In my mother’s eyes.
I see her past. The one she told me about when I was a child, and the one I came to understand as a woman. I see the poverty she described living in as a little girl and the strength that comes to those who made it through.
I see the years we spent — just the two of us — hoping she would find love again. I see the years when love finally arrived and the memories of our blended family.
I see her in the car driving me to the orthodontist and taking me window shopping after to cheer me up because I “looked so ugly,” and reminding me that I was beautiful despite the headgear and glasses.
I see the shyness she fought her entire life to overcome, and I hear the laughter she shared with those who knew her. I see her standing in the kitchen making jam with the blackberries I picked that morning.
I see her listening to me practice the piano and beaming with pride when I told her I would be graduating from college with honors. I see her brag to others about “her girls” even when her youngest was driving her crazy.
I see her standing beside me when the ultrasound showed a baby boy would grace our family and waiting all night for the little prince to make his debut.
I see her holding my hair back while I threw up on the day my divorce was final and reminding me that despite the pain…” this too shall pass.”
I see her loving my father until he died and her memory of him diminishing a little more every day. I see her loving us — all of us — with every ounce of her being.
I see her.
I see her present. The state of the in-between. I see her in a space where the days drift seamlessly into one another, and the hours sometimes go painstakingly slow. A space where one foot is in reality and the other in a land far, far away — only this is not a fairytale, and there is no fairy godmother to wave her magic wand to bring my mother back to me.
I see her face light up with pride over her latest coloring project or an intricate drawing she just finished for one of her girls. I see her frantically search for the phone when it rings and fumble as she tries to remember how to answer it.
I see how much she misses us, even though the moments are fleeting, and soon she is floating away again into the depths of Alzheimer’s.
I see her become quiet and distant in the moments the words she desperately wants to say escape her. I see her become angry and combative when she cannot remember how to button her shirt. And I see her smile and hear her laugh on the good days when we talk about things from days long gone.
I see her.
Though my mother’s eyes…
I see her future. And it scares me. I see the journey she is on, and it is the same one we watched her step-father take long ago. I see her taking daily steps toward the edge of a chasm from which she will never return.
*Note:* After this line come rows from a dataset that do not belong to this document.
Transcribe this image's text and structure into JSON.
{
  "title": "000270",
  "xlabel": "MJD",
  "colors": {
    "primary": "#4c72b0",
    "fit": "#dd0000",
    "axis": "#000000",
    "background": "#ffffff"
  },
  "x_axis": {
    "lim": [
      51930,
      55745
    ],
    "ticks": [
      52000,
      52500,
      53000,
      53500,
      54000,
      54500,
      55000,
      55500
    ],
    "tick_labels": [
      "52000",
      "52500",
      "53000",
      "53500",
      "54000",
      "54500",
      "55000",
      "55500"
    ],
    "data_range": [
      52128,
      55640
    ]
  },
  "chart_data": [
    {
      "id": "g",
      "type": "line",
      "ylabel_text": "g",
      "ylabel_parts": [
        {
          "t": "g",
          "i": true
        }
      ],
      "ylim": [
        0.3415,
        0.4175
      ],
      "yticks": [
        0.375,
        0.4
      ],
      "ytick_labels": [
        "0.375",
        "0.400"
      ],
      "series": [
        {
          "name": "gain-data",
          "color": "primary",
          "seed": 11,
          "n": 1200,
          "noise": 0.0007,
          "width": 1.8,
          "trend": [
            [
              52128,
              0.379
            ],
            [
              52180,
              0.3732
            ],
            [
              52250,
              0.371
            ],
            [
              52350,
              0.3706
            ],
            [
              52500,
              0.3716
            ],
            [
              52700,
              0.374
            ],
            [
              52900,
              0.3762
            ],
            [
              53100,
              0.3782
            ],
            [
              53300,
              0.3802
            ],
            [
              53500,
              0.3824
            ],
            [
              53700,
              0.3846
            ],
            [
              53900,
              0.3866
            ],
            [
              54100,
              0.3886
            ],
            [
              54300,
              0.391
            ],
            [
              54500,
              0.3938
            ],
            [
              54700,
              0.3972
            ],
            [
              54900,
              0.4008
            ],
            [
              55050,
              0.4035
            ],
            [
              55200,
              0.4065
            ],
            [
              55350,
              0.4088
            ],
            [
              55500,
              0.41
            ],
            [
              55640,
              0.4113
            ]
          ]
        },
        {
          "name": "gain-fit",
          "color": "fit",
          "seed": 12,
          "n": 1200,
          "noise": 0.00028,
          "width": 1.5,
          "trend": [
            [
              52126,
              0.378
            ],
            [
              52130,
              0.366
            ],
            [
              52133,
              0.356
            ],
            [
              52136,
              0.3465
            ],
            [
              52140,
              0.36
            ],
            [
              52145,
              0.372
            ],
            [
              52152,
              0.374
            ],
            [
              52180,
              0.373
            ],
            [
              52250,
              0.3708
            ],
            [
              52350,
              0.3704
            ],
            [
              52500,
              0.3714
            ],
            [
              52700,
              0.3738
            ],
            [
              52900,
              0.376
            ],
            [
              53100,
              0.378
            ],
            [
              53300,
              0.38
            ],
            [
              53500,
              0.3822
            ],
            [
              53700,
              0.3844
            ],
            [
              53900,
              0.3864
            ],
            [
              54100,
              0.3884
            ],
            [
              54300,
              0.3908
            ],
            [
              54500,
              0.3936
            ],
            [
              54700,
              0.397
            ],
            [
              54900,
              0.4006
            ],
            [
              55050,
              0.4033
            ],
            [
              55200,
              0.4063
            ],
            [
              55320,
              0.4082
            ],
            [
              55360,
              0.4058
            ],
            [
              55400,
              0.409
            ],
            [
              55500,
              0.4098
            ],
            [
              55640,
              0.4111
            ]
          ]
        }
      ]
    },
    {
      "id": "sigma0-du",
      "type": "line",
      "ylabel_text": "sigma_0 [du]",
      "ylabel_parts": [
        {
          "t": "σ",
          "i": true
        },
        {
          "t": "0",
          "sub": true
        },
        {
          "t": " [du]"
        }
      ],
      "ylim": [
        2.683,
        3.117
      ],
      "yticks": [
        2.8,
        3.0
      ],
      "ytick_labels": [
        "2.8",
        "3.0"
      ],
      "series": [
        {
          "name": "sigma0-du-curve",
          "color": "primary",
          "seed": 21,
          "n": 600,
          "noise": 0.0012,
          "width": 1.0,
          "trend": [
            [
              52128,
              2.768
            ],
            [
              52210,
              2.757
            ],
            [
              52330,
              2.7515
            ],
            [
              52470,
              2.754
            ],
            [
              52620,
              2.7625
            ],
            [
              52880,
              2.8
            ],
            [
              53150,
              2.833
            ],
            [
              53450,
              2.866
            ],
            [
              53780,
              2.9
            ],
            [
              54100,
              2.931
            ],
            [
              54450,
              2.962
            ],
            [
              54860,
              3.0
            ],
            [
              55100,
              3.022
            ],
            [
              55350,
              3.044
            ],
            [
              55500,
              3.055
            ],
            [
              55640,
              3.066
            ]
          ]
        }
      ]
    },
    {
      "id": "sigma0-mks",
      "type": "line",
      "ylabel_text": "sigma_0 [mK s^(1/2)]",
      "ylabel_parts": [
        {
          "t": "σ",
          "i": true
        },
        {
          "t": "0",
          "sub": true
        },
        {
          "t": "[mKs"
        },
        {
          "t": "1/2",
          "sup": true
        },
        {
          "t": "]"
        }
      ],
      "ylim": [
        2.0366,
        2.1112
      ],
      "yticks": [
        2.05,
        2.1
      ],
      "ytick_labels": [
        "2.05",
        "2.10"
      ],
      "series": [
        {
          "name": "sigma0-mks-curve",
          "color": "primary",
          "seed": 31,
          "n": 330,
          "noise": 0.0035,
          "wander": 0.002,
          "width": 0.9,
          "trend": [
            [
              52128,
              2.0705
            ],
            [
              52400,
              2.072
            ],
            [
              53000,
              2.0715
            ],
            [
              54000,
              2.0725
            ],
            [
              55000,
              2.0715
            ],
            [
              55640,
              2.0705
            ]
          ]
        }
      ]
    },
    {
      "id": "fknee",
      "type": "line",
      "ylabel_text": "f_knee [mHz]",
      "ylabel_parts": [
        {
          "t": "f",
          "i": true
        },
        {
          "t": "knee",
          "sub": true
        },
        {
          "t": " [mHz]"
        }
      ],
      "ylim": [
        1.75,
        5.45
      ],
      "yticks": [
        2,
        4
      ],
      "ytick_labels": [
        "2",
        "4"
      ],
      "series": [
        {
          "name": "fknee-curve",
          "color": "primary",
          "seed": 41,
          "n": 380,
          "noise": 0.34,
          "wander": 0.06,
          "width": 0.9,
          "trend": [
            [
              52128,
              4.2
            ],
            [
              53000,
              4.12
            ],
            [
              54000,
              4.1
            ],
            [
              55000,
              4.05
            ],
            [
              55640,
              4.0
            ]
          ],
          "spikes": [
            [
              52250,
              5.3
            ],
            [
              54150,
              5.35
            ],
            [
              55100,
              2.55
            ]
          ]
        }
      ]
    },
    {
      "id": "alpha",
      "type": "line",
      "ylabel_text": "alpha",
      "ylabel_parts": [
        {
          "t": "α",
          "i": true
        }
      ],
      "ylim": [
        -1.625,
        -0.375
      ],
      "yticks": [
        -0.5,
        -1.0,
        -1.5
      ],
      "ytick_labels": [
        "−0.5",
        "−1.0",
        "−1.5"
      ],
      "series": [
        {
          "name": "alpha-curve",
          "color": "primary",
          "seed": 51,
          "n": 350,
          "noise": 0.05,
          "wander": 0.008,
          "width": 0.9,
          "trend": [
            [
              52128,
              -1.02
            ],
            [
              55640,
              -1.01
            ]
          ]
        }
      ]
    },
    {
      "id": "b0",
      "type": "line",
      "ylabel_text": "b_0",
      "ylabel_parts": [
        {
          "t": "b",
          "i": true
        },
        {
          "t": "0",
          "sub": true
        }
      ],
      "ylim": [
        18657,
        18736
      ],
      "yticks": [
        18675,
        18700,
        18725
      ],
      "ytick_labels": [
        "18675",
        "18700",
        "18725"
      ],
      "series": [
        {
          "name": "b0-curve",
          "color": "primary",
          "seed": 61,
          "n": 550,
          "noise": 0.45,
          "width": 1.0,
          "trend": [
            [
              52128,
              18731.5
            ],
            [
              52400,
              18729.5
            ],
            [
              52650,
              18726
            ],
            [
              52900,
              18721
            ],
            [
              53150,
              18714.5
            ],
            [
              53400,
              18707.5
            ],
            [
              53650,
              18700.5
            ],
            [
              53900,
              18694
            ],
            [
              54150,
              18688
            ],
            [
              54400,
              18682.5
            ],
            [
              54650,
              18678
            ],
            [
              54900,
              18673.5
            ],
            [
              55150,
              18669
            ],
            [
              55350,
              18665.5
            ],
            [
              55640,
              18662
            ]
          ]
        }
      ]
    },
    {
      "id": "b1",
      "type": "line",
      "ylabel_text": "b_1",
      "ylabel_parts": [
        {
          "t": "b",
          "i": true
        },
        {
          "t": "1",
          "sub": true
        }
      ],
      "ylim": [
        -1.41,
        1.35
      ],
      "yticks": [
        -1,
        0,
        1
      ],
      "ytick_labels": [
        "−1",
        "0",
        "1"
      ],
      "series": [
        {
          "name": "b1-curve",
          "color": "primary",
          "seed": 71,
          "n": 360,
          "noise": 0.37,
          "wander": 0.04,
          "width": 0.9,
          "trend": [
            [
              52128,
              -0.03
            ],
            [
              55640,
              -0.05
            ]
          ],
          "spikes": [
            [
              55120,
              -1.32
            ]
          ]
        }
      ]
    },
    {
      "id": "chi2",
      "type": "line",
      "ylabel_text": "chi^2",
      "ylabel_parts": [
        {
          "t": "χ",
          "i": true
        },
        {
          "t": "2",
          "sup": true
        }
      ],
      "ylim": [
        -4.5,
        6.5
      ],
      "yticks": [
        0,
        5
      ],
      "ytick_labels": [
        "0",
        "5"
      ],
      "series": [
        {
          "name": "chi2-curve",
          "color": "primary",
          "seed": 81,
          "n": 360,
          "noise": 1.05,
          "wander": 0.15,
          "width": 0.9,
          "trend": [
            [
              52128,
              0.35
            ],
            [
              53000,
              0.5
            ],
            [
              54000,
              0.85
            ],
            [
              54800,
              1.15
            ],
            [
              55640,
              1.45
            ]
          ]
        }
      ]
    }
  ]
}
And it scares me. Not because my child or I may take the same journey one day, but because I see myself now as her mother, and it is my job and, most of all, my honor to protect her from what lies ahead, even if the path is dark.
I see her spirited soul fighting for her independence. I see her gracious heart fighting for her family. I see her fighting for me — our brave, proud, strong, beautiful mother.
I see her.
I see her.
Through my mother’s eyes, I see her.